Madhya Pradesh Paschim Kshetra Vidyut Vitaran Company Limited (MPPKVVCL) also plans to install 350,000 smart meters in five towns in Madhya Pradesh. MPPKVVCL has already implemented a smart metering project entailing the installation of about 140,000 smart meters in Indore Smart City at an approximate cost of Rs 600 million. The project, which is one of the biggest smart metering endeavours in the country, has been functioning successfully. The discom opted for RF-based technology for this project. It has created a distribution network with self-healing capabilities and better reliability, thus helping the utility achieve 100 per cent readability.

Further, the Telangana State Electricity Regulatory Commission has recently notified draft smart grid regulations, wherein all investments of over Rs 200 million in smart grid projects must be submitted to the commission for approval.

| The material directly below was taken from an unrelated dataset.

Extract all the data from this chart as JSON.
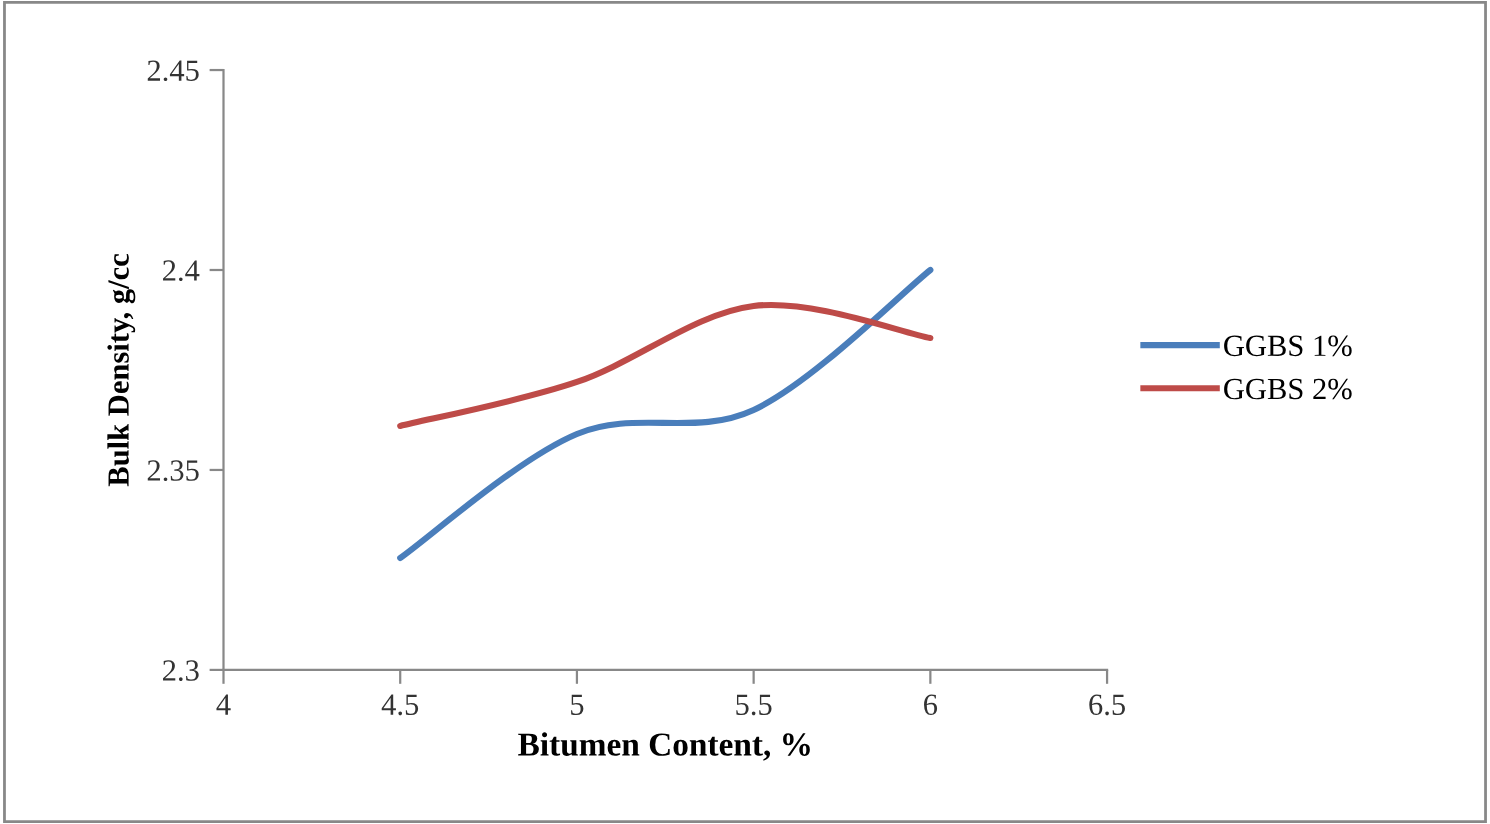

The commission has also provided an indicative list of smart grid projects, including AMI/smart metering, demand response and microgrids.

Meanwhile, Adani Electricity Mumbai Limited has announced plans to install over 700,000 smart meters. The Maharashtra Electricity Regulatory Commission has approved capital expenditure schemes for the installation of smart meters. Another private utility, Tata Power Delhi Distribution Limited has installed 200,000 smart meters in partnership with Landis+Gyr and Siemens across its domestic, industrial and commercial consumer segments under its AMI project, with an RF canopy network. These smart meters have proved to be extremely beneficial for the discom in raising bills based on actual readings instead of provisional ones during the lockdown in April-May 2020. The company managed to raise over 350,000 bills during this period, and avoided over 150,000 visits to consumer premises per month.

Conclusion

The pace of smart meter installation is expected to pick up rapidly in the coming months, bolstered by the push from the central government, which has mandated the conversion of all electricity meters across the country to smart meters over the next three years. In addition, the benefits demonstrated by smart meters during the Covid crisis are compelling an increasing number of discoms to come forward and adopt the technology.